I have a dataset with many observations with NA's in one variable (almost a third of them). Actually, is a numerical variable with some values being zero (these zeroes mean 'no data')
My options:
- Try to impute: Due to the characteristic of the data, I suspect imputation would be inaccurate and should create too much noise. Even with mice or missForest.
- Remove observation: A third of my dataset? No way!
- Remove variable: It's a very important variable. I think I can get pretty much info from it
- Convert zeros to NA and leave algorythm handle them.
So I'm searching for an algorithm that can handle those NA's, so, instead of having to remove that variable, loose a lot of observations or introduce noise. My dataset set has 80000 observations and some categorical variables have 1000 or even more different values.

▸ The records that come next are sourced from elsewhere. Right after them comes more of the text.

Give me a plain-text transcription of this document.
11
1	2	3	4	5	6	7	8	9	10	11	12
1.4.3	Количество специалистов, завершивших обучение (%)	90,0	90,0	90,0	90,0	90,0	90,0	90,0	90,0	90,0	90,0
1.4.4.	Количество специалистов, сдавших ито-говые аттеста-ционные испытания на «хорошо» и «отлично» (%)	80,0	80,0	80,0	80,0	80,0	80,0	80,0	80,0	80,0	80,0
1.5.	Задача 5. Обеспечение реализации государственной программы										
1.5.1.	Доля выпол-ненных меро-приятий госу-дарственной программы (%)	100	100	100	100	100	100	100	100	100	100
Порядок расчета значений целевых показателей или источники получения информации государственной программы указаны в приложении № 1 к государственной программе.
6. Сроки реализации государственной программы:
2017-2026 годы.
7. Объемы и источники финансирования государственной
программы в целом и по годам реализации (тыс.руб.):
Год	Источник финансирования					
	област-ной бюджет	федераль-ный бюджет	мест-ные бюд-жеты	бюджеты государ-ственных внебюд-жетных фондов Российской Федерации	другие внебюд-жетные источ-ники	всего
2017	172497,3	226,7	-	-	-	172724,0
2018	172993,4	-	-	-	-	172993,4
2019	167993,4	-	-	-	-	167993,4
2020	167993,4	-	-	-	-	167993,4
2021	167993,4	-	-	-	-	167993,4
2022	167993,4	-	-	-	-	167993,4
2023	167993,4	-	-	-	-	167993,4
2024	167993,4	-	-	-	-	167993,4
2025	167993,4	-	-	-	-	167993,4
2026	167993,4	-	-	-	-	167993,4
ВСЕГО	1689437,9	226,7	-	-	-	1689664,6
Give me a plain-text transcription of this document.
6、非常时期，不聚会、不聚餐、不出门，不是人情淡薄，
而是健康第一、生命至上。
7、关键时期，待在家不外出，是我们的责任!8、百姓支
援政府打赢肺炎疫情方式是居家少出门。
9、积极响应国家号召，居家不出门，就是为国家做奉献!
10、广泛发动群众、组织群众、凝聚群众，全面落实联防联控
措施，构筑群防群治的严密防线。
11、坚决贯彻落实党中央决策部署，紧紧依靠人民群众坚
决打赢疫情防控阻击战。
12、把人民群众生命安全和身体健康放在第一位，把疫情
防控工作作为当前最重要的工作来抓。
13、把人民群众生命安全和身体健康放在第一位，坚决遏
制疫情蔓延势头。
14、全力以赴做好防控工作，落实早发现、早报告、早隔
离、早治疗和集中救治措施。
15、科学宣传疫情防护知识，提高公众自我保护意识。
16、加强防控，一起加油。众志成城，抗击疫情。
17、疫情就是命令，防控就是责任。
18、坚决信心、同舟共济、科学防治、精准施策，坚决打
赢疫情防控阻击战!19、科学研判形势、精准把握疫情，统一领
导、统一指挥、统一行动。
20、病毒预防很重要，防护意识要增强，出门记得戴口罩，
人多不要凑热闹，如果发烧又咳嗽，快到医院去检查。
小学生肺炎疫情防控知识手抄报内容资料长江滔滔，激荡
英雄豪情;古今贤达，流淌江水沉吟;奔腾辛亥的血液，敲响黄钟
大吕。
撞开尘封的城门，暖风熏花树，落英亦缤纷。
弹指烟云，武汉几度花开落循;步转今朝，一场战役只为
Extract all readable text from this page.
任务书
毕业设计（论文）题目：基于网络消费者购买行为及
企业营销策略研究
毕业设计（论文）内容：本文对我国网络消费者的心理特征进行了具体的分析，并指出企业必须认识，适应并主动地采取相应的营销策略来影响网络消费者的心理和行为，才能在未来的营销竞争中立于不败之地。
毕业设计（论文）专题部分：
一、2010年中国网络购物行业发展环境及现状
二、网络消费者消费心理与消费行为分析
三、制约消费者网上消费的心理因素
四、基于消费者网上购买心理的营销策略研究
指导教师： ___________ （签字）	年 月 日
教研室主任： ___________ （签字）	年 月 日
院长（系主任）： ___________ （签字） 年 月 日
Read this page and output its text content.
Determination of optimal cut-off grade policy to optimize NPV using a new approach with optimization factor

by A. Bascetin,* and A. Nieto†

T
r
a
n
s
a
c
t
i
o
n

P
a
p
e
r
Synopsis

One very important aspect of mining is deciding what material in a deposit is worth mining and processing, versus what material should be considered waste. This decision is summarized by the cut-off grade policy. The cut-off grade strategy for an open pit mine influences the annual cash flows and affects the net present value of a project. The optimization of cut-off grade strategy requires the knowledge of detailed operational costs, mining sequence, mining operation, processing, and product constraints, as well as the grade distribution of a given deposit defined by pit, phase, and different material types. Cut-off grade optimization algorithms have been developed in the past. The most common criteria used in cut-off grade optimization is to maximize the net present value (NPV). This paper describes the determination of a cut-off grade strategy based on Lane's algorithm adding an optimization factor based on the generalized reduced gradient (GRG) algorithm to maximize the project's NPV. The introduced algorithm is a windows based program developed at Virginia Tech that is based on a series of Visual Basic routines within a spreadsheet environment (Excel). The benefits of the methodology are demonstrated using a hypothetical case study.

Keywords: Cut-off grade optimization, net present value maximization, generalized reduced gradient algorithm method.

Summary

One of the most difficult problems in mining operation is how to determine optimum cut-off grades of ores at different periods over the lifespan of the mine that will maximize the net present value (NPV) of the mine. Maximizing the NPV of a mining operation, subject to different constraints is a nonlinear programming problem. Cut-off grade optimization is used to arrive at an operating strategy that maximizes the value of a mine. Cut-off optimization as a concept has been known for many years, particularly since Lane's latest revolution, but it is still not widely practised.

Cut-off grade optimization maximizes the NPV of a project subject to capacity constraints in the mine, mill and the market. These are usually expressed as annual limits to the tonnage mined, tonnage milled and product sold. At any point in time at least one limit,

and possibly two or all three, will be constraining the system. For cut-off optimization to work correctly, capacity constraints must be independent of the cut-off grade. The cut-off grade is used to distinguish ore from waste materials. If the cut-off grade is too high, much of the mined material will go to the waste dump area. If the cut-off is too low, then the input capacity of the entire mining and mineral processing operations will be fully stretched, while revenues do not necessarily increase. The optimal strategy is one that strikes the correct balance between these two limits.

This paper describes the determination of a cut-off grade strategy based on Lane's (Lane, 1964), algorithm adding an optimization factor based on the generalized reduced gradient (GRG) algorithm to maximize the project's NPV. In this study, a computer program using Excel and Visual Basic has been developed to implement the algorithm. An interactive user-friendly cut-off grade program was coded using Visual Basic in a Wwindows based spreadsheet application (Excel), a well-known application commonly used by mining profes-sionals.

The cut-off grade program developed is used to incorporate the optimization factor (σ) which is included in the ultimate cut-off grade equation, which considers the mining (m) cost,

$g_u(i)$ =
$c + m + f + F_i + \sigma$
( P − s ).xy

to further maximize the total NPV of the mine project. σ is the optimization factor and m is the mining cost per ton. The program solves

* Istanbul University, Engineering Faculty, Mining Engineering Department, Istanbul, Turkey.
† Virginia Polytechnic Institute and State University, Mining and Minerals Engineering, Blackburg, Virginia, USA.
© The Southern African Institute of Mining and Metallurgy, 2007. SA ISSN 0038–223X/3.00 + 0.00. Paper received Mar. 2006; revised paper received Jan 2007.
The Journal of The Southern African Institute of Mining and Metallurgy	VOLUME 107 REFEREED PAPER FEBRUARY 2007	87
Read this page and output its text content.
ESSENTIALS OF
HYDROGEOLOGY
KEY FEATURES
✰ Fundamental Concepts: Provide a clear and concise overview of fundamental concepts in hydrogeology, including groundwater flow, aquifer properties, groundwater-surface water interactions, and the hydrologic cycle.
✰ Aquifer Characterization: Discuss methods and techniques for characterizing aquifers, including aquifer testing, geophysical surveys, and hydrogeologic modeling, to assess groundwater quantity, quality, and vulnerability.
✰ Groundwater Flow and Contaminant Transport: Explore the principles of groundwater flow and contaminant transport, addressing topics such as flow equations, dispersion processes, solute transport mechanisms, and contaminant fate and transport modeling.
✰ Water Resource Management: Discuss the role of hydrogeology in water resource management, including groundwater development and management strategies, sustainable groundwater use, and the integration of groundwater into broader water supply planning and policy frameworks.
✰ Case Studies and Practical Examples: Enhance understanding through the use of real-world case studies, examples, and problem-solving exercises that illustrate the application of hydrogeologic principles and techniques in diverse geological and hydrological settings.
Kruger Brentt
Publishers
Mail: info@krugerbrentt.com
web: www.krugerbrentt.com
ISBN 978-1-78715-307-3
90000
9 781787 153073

After reading in some dfferent sources, I'm not sure of how these two families of algorithms (Random Forest, Gradient Boosting) handle NA's without problem. My idea was that they can handle them, so I can leave some NA's, that they just omit if necessary, but use the non-NA values of that variable for trainig the model.
So, with Caret, I have read that I only must set na.action = na.pass, and no preprocessing (do not specify preProcess, leave it as its default value NULL).
Would Random Forest (or Ranger) work fine this way? And Gradieny boosting (or XGBoost)?
Thanks :)